Дорн легонько, ласково коснулся моего колена. Я взглянул на него в отчаянии. Да, он был прав, но спасительного выхода, существовавшего для островитян, для меня не было. В то же время жест Дорна глубоко тронул меня. Я всматривался в ясные, пристально глядящие на меня глаза, казавшиеся чуть светлее на загорелом, обветренном лице, — глаза с ослепительно белыми белками, горевшие ярким, теплым блеском. То был взгляд из иного мира, взгляд почти нечеловеческий. Затем на мгновение они напомнили мне Дорну — ее независимый, горделивый взор. Мы не могли понять друг друга, и я опустил глаза, стараясь не смотреть на Дорна, чей взгляд, словно в насмешку, так напоминал взгляд сестры.
— Я знаю, что говорю, — воскликнул Дорн с неожиданным чувством и еще сильнее сжал мое колено. — Жизнь должна вернуться к тебе. Не прячься от нее, как бы больно тебе ни было! Не старайся отстраниться, уйти в себя. Не бойся, когда что-то напоминает тебе сестру.
Слова, слова, слова! Что мне было в них? Я хотел покоя и тишины.
— Я понимаю, что ты имеешь в виду, — ответил я. — Конечно, ты прав.
— Не жалей себя. Тебе не за что себя жалеть.
— Да я и не жалею!
— Радуйся тому, что чувства твои столь сильны. И ты ни в чем не виноват!
— Еще бы! — воскликнул я, всерьез начиная сердиться.
— Гони тоску — она ведь тоже одна из форм снисхождения к себе.
— Я вовсе не тоскую! Нет. Дорна никогда не обнадеживала меня.
Но на мгновение я с неподдельной тоской вспомнил один ее поступок, который сама Дорна расценила как кокетство.
— Пусть чувство твое будет сильным и великодушным!
— Оно таково! — воскликнул я; однако длить его означало обрекать себя на бесконечную муку.
— Ты не в силах окончательно забыть ее. Ты не хочешь этого. Твоей любви не хватает страстности. Пламя страсти — апия— гаснет, забывается. Совсем не то ровное сияние ании.Ты должен держаться этого светоча, Джон!
Слова его взволновали меня, но пробудившиеся чувства лишь обострили боль утраты.
— Я ничего не должен!
— Но с ним ты не пропадешь! Не думай, что я предлагаю тебе лелеять пустые мечты. В моей сестре ты увидел женщину, благодаря которой твоя жизнь могла бы продолжиться в новых жизнях, соединявших оба ваши существования.

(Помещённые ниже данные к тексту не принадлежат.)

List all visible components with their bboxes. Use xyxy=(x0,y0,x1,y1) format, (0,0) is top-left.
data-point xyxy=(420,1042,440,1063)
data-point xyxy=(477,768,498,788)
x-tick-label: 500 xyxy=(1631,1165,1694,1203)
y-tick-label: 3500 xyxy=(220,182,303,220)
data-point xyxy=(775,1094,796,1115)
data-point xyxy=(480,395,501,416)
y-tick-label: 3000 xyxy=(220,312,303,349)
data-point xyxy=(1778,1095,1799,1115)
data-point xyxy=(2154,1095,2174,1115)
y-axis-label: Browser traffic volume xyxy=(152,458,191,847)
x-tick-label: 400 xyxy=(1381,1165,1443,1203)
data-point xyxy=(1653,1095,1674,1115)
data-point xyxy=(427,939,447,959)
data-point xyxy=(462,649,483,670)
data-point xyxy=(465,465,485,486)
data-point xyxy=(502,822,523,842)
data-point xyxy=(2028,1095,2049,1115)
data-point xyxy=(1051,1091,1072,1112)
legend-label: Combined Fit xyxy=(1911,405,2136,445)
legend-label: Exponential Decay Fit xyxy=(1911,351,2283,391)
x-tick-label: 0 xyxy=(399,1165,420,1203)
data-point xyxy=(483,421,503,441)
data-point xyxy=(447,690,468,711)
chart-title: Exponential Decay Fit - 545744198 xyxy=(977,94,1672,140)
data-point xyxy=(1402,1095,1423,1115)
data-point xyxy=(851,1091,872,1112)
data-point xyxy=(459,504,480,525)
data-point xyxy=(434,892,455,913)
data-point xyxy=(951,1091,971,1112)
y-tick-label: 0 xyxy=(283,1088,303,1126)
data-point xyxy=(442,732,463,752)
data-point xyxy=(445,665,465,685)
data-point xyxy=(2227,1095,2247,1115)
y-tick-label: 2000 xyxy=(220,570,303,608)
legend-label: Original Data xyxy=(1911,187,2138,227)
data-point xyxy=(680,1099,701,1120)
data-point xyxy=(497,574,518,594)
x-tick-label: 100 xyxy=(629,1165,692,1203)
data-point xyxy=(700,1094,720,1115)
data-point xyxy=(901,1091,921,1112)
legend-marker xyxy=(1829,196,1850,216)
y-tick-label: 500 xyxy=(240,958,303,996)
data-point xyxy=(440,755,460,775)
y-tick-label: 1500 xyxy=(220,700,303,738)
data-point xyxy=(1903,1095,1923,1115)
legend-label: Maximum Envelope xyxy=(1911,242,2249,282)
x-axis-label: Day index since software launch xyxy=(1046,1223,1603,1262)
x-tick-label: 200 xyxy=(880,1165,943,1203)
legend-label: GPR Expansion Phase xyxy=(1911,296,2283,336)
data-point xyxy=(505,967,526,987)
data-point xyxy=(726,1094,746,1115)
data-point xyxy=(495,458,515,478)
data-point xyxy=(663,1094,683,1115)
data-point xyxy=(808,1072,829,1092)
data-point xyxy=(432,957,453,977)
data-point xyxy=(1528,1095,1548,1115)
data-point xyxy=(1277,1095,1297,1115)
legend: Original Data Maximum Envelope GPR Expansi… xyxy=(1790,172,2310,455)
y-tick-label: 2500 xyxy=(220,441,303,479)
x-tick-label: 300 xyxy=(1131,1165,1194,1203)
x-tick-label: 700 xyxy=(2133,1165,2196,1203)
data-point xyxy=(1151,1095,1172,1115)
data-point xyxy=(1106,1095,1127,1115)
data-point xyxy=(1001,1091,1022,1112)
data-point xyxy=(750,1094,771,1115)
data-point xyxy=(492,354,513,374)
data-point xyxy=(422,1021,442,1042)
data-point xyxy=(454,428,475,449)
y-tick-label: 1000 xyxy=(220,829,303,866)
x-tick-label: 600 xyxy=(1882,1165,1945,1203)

Я вспыхнул. Мне никогда не приходилось думать об этом столь определенно, и я устыдился.
— Оставь надежду, но и не пытайся забыть — не удастся. Не подавляй чувства, возникающие из глубин, подобно бьющим весною ключам.
Дорн встал.
— Глупо, конечно, говорить тебе, чтобы ты не надеялся. Надежда похожа на дуновение ветерка. Она может стихнуть на время, как ветер, и, как ветер, неожиданно повеять вновь.
Темнота сгущалась. Деревья в полях, дома, разбросанные по плоской равнине, укутывались покрывалами тьмы, готовясь к ночи, равномерно погружаясь в сумрак. Звезды — то здесь, то там — проклевывались на небе.
— Мне нужно сказать тебе нечто вполне определенное, — произнес Дорн…
Неслышно вошла Лона, чье лицо светилось в полутьме, как полная луна, и сказала, что ужин готов. Мы спустились вниз — к ярким свечам, пламя которых отливало в столовом фарфоре, разливалось по белой льняной скатерти. Мы сели, тьма обступила нас. Дорн намеками подводил меня к мысли о новой надежде — но не той, что была бы своевольна, как ветерок.